Creating this position was critical, Fierke said.
“I do feel it’s very important that we get moving on that,” he said. “We’ll become a 5 million gallon facility, it looks like the latter part of October. That’s pretty quick – we’re in non-compliance starting October 2013. We’re going to have to advertise and move pretty quick on a selection or hire.”
An internal hire is possible, he said, since two employees in the department have that license.
That motion passed 4-3. Council members Mark Taylor, Don Wilson and Dean Hill voted no, and Andy Fritz, Dave Flattery, Robert “Barney” Patterson and Kim Alstott voted yes.
The motion had failed at the council meeting Aug. 12, with Patterson voting no at that time.
Since then, Fierke said he changed his proposal. Before, he had called for eliminating a position, maintenance worker 3, while creating this manager position.
“What I did out of your action is, I took that out of there. Now it’s a new position created, and we’re not eliminating anything,” Fierke said. “That’s a net addition of one, which I was trying to avoid.”
The old position will remain on the books, but will not be filled at the moment, he said.
“I’ll let you know when and if there’s an opportunity to fill it. That way it’s not eliminated from the books, we’re not officially losing a position out of the union; but I don’t want to stand here and tell you we ought to fill it because we’re really not budgeted for it right now,” he said.
Other resolutions involved a restructuring of the Public Works department, removing some positions and creating others.
The department has 46 employees in the sanitation, streets, traffic safety, vehicle maintenance, utilities distribution and water meter divisions. The proposal from Fierke would create water utility, streets and sanitation, and vehicle maintenance divisions.
Fierke said he had met with city workers’ representatives on Thursday and had made good progress. However, questions still remained.

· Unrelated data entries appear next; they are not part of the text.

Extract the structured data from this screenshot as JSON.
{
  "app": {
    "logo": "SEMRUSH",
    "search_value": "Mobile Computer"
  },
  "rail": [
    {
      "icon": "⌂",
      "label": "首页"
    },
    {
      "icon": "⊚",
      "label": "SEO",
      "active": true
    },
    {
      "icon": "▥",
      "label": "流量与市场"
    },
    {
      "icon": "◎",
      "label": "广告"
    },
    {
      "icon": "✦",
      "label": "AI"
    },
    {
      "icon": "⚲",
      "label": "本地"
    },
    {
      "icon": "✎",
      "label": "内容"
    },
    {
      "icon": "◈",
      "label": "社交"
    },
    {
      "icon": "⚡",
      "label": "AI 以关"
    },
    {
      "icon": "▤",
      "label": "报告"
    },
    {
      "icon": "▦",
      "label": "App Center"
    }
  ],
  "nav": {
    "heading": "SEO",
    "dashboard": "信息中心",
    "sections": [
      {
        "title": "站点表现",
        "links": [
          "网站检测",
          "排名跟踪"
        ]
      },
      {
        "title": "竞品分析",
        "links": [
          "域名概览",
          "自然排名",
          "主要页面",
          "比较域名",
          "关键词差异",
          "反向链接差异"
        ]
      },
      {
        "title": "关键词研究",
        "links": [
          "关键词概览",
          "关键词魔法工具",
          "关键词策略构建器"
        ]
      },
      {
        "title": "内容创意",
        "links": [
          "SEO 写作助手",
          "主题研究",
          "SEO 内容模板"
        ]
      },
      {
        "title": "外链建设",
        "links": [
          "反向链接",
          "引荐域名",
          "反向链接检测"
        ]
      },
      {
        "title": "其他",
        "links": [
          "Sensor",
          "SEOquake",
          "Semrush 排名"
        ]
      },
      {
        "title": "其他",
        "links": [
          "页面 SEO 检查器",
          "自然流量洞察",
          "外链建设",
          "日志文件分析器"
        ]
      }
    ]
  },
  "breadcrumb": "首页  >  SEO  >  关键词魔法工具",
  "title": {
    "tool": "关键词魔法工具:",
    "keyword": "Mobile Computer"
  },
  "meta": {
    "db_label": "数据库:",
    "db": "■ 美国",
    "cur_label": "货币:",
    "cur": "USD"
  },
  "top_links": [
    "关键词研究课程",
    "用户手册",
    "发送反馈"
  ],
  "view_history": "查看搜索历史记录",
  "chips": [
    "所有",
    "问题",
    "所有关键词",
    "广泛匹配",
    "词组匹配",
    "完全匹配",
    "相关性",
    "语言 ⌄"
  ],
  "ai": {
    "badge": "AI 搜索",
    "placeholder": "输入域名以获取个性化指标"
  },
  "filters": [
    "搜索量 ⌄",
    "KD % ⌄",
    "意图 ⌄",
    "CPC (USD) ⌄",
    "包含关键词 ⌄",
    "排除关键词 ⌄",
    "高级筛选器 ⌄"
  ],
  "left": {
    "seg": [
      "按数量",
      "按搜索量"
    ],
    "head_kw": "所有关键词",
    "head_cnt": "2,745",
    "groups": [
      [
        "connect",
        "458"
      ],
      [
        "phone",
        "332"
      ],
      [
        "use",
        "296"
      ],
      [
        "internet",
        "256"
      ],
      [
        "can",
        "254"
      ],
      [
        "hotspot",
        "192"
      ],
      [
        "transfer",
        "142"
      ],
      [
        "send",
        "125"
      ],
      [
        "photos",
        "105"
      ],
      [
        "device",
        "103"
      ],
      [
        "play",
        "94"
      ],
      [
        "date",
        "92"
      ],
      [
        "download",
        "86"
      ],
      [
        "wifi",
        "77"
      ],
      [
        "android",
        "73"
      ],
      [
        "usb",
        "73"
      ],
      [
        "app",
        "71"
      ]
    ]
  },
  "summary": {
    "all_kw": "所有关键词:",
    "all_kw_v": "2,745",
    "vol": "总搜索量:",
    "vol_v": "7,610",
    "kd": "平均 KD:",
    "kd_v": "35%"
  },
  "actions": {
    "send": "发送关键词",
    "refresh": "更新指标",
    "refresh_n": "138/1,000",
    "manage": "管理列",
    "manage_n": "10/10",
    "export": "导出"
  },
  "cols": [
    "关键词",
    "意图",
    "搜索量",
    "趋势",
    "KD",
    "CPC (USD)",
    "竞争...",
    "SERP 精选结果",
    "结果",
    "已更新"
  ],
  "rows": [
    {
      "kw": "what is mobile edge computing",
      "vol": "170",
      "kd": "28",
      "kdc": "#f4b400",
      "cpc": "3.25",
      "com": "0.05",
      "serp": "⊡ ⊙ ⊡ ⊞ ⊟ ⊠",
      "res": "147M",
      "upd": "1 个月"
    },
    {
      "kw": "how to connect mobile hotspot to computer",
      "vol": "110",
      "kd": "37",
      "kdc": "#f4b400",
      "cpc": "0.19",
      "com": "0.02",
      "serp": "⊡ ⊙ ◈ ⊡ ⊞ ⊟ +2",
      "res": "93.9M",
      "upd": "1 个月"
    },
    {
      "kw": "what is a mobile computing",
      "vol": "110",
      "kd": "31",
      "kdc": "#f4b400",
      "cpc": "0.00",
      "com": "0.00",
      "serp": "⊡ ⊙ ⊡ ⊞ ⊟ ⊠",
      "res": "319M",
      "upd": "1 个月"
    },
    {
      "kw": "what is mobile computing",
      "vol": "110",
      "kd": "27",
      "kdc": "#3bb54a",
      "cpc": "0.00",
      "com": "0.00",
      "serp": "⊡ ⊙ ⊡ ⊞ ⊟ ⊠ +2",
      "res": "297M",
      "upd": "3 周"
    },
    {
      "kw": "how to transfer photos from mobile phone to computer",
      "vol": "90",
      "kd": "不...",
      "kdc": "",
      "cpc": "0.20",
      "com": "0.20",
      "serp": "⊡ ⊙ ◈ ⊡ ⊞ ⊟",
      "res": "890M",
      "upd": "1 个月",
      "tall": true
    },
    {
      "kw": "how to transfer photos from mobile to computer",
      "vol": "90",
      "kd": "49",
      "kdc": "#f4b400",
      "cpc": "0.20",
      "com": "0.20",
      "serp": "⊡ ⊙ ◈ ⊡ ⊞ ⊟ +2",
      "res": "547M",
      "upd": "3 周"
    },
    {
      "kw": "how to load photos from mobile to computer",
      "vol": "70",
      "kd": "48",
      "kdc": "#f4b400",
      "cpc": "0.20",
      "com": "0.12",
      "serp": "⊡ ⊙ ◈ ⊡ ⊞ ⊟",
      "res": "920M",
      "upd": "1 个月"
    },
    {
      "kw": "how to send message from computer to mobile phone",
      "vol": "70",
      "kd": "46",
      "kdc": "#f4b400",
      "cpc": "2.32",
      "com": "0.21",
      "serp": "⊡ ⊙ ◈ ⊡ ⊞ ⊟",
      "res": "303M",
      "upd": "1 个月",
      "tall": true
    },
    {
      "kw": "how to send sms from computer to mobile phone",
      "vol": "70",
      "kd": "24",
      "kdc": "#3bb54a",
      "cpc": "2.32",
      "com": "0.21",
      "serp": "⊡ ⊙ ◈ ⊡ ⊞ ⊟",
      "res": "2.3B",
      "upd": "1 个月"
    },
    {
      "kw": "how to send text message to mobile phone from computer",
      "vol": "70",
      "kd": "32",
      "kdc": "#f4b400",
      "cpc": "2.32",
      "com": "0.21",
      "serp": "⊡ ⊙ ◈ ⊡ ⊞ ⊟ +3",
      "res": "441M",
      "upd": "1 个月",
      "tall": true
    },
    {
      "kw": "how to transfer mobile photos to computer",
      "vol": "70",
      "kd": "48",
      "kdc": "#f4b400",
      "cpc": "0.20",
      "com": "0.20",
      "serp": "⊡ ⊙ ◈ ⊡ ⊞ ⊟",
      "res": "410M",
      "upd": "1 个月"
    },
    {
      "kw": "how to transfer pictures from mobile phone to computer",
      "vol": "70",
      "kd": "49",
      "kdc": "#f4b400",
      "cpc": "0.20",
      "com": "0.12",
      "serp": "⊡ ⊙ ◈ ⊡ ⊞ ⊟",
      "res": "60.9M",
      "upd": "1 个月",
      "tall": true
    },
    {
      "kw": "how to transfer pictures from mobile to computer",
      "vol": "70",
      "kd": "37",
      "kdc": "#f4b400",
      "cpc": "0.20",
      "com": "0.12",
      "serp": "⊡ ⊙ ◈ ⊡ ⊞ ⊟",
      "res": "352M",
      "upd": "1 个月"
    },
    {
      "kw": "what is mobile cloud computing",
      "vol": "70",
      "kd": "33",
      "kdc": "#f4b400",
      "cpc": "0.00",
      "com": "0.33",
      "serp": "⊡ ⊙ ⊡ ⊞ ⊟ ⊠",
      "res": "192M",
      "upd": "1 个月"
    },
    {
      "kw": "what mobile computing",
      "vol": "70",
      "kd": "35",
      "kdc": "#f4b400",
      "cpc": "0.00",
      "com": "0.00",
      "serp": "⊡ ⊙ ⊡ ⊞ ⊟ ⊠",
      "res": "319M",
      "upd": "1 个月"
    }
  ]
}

At an hourlong workshop before the regular council session, city workers raised several concerns.
In particular, they brought up questions of senority and how vacant positions would be filled under the new plan. They also wondered how workers would be redistributed in the new divisions.
The council tabled these resolutions to give more time to work out the particulars. Fierke said the workers will discuss the initial draft of the memorandum of understanding on Wednesday.